6. Conserve attention at all costs
Attention is precious. Don’t litter the side of your applications with distractible material. If someone is reading let them finish reading before showing that advertisement (if you must). Honor attention and not only will your readers be happier, your results will be better. We must conserve attention at all costs.
7. One primary action per screen
Every screen we design should support a single action of real value to the person using it. This makes it easier to learn, easier to use, and easier to add to or build on when necessary. Screens that support two or more primary actions become confusing quickly.
8. Provide a natural next step
Very few interactions are meant to be the last, so thoughtfully design a next step for each interaction a person has with your interface. Anticipate what the next interaction should be and design to support it well.
9. Provide feedback
Your interface should at all times speak to your user, when his/her actions are both right and wrong or misunderstood. Always inform your users of actions, changes in state and errors, or exceptions that occur. Visual cues or simple messaging can show the user whether his or her actions have led to the expected result.
10. Handling the error
No matter how clear your design is, people will make mistakes. Your UI should allow for and tolerate user error. Design ways for users to undo actions, and be forgiving with varied inputs. Also, if the user does cause an error, use your messaging as a teachable situation by showing what action was wrong, and ensure that she/he knows how to prevent the error from occurring again.

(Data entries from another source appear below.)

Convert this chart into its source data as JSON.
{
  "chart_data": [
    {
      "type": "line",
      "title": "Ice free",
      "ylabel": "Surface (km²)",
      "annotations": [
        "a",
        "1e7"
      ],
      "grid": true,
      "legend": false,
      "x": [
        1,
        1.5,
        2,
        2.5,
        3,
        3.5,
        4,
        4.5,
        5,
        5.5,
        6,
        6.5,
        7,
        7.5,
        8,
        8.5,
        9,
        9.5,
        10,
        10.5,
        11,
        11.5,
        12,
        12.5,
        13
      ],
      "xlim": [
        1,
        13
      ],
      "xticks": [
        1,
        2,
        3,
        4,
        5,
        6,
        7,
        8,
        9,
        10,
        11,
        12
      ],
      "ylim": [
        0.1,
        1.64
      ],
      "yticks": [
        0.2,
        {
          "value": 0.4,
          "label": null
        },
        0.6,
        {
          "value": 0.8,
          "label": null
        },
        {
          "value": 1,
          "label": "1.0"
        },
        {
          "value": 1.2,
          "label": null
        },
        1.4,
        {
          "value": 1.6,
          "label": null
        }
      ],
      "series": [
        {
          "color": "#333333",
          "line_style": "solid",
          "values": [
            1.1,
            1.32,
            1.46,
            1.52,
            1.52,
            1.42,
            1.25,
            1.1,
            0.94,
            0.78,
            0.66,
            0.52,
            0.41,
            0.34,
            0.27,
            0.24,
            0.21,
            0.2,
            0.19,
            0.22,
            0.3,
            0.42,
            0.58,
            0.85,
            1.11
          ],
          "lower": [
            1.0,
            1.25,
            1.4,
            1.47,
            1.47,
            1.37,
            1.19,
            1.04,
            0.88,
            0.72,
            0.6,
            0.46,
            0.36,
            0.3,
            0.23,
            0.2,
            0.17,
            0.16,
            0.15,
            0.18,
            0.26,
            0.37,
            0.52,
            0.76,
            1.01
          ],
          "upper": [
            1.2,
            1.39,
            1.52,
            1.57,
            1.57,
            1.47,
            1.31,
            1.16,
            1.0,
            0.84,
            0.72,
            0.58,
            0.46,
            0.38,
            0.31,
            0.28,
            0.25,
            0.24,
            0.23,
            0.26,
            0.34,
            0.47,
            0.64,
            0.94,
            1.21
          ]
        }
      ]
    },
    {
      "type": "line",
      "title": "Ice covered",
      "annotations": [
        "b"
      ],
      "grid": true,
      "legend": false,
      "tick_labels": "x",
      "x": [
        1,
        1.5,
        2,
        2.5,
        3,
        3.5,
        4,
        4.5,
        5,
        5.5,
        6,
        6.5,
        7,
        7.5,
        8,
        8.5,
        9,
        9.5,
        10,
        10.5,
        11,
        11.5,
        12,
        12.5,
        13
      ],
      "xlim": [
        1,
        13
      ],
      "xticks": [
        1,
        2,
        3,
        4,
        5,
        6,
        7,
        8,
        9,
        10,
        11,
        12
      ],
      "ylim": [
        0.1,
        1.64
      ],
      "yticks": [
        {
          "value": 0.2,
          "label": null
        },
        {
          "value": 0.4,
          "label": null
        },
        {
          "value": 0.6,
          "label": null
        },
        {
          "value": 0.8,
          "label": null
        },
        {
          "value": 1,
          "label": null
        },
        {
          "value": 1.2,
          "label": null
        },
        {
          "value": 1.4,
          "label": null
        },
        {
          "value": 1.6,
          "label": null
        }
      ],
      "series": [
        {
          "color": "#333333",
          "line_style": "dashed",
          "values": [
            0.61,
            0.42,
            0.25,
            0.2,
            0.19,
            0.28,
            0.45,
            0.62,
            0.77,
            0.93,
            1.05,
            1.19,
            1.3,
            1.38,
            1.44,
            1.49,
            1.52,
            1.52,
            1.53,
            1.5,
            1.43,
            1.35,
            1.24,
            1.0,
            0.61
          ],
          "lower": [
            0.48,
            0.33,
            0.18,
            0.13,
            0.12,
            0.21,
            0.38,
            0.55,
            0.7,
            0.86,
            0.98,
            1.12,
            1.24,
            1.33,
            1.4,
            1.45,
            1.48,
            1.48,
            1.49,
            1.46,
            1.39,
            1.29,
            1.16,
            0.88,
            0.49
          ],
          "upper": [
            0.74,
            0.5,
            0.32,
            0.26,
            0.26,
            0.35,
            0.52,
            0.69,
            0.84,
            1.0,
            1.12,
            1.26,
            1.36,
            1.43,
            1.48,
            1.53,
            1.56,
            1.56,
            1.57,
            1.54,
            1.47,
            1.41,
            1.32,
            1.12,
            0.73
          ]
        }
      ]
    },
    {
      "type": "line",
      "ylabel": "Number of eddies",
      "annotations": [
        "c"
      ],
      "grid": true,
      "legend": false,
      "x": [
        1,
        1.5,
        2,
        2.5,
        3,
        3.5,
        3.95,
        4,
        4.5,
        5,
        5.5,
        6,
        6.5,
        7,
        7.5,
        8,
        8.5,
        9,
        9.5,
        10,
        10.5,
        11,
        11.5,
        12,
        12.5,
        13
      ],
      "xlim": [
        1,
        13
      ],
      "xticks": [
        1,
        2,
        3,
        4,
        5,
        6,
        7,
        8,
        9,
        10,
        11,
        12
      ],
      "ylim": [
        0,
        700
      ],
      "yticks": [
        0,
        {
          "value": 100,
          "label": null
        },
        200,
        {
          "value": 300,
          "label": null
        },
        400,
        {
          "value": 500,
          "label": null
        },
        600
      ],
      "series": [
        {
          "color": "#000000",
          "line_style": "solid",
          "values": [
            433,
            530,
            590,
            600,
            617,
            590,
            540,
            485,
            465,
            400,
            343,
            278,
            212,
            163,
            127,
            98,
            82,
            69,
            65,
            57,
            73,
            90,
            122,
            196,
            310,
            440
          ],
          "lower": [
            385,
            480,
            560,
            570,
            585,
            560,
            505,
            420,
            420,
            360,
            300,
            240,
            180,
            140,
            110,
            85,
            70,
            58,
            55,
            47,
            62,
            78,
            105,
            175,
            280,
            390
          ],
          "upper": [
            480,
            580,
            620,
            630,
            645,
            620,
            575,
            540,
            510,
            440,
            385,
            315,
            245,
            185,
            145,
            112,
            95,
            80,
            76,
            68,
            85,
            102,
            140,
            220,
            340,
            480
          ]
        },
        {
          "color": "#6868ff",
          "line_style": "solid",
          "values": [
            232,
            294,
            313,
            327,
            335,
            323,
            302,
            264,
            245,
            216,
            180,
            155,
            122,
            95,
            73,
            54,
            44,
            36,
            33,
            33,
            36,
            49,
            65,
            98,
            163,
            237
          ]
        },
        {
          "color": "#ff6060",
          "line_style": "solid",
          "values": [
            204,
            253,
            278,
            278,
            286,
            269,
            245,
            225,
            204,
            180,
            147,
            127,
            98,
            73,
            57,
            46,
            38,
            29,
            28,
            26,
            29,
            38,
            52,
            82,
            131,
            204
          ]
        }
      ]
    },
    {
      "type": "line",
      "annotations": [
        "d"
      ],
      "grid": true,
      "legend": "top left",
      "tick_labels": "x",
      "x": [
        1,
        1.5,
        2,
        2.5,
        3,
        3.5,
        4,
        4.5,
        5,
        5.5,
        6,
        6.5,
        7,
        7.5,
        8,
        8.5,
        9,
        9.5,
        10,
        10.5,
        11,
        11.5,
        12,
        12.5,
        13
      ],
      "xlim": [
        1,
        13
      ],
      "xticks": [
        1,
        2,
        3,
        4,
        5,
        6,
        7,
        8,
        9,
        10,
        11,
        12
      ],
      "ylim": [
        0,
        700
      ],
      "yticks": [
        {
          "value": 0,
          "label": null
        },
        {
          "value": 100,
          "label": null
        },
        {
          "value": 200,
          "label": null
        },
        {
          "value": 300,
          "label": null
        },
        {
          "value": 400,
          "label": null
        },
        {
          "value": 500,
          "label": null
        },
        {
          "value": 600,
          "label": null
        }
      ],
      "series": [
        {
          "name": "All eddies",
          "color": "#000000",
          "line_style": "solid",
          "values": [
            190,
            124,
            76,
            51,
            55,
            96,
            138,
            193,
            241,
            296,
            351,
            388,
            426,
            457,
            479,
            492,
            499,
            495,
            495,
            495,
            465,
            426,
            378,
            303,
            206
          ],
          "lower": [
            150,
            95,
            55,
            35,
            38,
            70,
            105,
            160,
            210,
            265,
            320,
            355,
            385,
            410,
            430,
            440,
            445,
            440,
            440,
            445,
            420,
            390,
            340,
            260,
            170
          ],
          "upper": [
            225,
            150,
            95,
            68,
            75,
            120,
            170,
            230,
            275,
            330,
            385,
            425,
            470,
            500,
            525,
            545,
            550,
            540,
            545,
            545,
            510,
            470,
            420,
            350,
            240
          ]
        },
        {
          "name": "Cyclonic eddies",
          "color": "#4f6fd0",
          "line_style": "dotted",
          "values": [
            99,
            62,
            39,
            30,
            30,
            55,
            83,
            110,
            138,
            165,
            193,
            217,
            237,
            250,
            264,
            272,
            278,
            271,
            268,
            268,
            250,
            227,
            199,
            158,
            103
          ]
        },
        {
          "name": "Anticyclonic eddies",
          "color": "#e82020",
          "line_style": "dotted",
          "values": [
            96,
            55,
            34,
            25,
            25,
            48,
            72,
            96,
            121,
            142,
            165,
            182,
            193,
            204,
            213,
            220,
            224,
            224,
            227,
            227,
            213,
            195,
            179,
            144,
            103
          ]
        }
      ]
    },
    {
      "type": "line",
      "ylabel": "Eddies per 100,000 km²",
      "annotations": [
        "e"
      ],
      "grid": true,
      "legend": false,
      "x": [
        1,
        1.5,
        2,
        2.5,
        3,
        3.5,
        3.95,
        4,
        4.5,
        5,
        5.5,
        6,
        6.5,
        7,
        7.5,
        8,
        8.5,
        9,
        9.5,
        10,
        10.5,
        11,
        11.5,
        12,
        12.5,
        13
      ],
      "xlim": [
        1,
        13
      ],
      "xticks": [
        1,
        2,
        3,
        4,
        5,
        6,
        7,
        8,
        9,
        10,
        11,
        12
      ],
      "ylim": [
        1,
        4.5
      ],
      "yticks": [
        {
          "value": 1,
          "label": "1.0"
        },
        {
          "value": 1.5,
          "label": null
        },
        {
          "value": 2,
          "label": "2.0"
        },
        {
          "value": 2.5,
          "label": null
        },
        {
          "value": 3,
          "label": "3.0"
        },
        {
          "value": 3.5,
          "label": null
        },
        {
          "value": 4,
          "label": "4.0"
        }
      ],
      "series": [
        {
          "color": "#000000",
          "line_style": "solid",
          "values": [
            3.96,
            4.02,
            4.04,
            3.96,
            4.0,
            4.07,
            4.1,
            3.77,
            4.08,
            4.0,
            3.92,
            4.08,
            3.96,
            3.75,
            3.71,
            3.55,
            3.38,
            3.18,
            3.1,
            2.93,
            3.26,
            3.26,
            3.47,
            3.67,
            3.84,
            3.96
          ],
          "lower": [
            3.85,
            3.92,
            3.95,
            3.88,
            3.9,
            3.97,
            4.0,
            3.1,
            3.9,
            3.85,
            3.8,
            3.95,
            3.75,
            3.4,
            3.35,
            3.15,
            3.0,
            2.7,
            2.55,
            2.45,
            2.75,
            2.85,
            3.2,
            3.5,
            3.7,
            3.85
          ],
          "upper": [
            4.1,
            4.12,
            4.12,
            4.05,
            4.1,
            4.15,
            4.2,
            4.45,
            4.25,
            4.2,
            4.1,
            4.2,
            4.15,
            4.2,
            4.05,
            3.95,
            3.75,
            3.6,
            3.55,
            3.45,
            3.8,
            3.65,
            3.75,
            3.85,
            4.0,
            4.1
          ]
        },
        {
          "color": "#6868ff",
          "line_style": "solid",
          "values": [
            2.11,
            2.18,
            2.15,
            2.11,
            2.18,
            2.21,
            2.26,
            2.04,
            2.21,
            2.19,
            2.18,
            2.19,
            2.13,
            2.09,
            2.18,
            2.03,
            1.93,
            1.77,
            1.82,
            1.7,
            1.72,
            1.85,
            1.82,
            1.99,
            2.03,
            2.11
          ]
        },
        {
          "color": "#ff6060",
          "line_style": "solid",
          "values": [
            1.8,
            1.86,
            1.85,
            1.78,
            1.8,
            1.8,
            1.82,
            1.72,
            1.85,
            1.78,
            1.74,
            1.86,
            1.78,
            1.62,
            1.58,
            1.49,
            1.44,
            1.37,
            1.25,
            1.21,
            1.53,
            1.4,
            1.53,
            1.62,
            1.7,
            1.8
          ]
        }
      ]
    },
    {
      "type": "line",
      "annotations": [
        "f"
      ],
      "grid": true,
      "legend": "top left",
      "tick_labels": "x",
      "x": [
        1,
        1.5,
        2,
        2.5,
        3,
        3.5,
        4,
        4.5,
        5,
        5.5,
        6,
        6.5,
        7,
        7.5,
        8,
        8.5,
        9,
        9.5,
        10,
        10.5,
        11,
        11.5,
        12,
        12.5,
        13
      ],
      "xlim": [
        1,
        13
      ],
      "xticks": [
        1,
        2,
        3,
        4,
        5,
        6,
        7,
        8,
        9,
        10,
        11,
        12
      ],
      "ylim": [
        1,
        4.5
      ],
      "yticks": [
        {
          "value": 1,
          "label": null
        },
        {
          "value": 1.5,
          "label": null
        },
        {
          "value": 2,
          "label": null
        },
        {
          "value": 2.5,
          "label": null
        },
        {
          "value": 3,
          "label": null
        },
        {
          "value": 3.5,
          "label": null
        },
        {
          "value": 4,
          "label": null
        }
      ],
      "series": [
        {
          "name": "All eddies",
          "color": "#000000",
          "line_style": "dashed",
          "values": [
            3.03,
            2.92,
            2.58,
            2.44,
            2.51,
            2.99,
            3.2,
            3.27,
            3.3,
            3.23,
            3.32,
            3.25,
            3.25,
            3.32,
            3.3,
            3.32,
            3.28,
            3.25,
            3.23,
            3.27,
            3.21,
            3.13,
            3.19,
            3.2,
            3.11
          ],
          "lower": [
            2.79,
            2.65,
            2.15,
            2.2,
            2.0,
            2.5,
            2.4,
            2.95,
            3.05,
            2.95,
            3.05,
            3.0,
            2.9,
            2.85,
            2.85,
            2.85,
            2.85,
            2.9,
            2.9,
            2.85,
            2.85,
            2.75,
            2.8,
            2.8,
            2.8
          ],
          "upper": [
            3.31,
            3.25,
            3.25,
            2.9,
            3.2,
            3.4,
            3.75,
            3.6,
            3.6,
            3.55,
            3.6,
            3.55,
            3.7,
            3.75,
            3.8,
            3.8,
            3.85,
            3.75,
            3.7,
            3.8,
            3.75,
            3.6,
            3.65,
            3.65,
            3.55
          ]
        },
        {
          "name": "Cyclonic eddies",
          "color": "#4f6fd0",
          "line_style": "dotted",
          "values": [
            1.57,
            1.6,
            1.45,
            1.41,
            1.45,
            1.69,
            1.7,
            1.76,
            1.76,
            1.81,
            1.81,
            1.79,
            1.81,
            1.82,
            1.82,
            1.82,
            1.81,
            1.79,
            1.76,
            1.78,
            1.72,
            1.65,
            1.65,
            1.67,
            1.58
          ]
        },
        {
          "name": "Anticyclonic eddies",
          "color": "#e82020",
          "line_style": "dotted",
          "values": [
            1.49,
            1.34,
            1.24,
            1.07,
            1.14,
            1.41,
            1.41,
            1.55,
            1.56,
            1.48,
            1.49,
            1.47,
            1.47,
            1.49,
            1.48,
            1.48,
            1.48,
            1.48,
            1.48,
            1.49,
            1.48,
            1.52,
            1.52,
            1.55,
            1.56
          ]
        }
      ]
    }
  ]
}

11. Help and Documentation
No matter how great your user interface, there will be times that a user needs assistance. The user assistance model for your application includes such things as online Help and printed documentation. Online Help is an important part of any application – it’s usually the first place a user will look when they have a question. Even a simple application should provide Help.
12. User Assistance Tools
The user assistance model for your application should also include:
Tool tips
Tool tips are a great way to display information to the user as they navigate the user interface. A Tool Tip is a small label that is displayed when the mouse pointer is held over a control for a set length of time, usually containing a description of the control’s function. Normally used in conjunction with toolbars, Tool Tips also work well in most any part of the interface.
What’s This Help
“What’s this” Help provides a link to a pop-up Help topic when the user selects What’s This Help and clicks the What’s This cursor on a control. What’s This Help can he initiated from a toolbar button, a menu item, or a button on the title bar of a dialog box.
Status Displays
A status display can also be used to provide user assistance in much the same way as a Tool Tip. Status displays are a good way to provide instructions or messages that may not fit easily into a Tool Tip.